In Bangladesh, small businesses live on WhatsApp. Orders, questions, complaints — all of it happens in DMs, at all hours, from a phone that's usually in the owner's pocket. The people who could benefit most from AI can't afford to hire a team to wire it up. So I built the wiring.
┌───────────────────┐ ┌───────────────────┐
│ Customer's │ │ Business owner │
│ WhatsApp │ │ dashboard (Vue) │
└─────────┬─────────┘ └─────────┬─────────┘
│ │
▼ ▼
┌────────────────────┐ ┌──────────────────────┐
│ WhatsApp Business │ │ Laravel app │
│ API · webhooks │─────────►│ · knowledge base │
└────────────────────┘ │ · conversation state │
│ · billing (Stripe) │
└──────────┬───────────┘
│
┌────────────────┼────────────────┐
▼ ▼ ▼
┌──────────┐ ┌──────────┐ ┌──────────┐
│ OpenAI │ │ MySQL │ │ Redis │
│ (reply) │ │ (owner │ │ (rate + │
│ │ │ data) │ │ cache) │
└──────────┘ └──────────┘ └──────────┘ Owners don't want to model their business. They want to paste the FAQ they already have — in their voice, with their typos — and trust that the agent will figure it out. A lightweight RAG layer parses and chunks; a nightly evaluation catches drift.

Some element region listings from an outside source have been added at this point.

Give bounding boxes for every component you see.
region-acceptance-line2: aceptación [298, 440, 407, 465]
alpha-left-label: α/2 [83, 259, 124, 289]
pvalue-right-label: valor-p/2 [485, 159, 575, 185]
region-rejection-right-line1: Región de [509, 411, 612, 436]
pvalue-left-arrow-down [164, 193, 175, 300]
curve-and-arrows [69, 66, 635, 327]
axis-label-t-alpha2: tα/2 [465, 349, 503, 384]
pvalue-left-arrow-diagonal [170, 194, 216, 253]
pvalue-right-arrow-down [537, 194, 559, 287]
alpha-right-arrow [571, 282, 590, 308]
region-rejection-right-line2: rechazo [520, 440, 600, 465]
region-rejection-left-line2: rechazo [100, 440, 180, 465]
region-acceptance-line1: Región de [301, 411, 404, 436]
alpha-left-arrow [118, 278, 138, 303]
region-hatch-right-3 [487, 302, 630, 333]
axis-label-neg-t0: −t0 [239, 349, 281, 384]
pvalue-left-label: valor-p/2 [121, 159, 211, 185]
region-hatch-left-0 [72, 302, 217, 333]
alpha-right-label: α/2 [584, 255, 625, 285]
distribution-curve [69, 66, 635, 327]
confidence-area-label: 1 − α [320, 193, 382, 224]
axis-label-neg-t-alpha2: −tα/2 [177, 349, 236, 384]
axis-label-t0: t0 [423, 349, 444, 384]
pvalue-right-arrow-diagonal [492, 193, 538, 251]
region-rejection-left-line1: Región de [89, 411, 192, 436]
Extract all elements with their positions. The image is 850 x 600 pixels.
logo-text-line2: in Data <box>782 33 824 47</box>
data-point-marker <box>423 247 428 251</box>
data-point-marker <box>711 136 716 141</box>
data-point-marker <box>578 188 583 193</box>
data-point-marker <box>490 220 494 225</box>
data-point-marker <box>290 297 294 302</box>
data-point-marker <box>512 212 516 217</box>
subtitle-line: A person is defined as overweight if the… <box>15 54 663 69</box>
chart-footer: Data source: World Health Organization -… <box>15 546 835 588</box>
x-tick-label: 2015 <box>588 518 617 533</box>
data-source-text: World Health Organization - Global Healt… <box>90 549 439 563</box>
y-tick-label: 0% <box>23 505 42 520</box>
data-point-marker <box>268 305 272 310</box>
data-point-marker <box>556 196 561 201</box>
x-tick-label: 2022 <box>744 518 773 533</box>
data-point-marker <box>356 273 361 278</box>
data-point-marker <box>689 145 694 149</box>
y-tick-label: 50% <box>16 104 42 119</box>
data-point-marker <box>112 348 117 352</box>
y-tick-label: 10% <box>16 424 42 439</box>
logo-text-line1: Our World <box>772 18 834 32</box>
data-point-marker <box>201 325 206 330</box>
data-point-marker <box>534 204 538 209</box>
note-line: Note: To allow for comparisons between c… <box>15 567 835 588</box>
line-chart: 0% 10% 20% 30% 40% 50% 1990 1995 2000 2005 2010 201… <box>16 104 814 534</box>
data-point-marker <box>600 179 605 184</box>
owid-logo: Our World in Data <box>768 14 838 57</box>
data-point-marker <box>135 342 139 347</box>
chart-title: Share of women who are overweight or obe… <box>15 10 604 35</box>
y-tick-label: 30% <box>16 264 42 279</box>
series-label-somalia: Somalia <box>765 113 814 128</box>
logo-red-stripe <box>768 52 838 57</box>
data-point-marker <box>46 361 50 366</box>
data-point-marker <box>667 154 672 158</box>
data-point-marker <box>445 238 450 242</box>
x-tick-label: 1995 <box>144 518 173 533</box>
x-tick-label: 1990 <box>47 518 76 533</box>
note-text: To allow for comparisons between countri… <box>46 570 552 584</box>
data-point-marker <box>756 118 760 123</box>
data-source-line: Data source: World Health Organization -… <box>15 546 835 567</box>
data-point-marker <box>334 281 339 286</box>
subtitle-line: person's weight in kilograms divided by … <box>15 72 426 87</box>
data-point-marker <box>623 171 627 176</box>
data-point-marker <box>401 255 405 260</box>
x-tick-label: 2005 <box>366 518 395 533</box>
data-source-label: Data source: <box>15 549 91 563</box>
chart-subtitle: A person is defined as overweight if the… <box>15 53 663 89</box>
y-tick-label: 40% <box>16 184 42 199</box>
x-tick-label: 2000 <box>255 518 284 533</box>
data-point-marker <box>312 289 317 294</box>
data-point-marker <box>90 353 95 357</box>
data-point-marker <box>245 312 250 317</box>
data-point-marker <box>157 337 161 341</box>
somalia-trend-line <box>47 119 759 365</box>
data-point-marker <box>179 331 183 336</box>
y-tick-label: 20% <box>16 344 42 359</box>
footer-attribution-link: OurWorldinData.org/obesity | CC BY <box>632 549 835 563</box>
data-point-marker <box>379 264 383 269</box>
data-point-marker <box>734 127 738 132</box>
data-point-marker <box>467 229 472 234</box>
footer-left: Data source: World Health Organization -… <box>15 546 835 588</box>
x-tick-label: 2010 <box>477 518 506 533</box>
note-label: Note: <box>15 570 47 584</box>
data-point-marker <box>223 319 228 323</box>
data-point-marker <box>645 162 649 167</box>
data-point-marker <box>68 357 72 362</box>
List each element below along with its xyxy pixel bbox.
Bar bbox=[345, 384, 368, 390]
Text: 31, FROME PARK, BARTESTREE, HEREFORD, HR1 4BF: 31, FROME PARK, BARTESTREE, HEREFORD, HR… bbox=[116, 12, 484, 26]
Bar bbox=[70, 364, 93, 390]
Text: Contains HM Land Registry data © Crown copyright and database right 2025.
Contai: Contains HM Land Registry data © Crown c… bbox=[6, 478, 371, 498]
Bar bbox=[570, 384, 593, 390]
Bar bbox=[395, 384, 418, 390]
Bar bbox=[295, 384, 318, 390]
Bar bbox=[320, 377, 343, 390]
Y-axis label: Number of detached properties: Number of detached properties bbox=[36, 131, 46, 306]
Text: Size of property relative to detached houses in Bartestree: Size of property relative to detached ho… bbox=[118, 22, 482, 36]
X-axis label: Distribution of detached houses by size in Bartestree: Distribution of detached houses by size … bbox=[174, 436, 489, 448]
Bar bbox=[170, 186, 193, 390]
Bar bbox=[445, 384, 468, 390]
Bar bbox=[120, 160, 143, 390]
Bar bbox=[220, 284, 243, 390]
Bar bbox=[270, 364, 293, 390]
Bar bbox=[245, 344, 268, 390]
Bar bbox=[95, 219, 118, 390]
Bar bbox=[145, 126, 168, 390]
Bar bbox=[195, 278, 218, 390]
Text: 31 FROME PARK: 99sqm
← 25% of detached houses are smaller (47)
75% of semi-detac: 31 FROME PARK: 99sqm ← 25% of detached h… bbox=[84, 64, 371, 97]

When the agent isn't confident, it says so — and drops a summary into the owner's inbox with the conversation and a one-tap 'I'll take it from here' button. Trust goes up when the bot knows its limits.
Bangla-English code-switching is normal. The agent detects on a per-message basis, not per-conversation. Replies match the language of the latest customer message, not a setting the owner forgot to flip.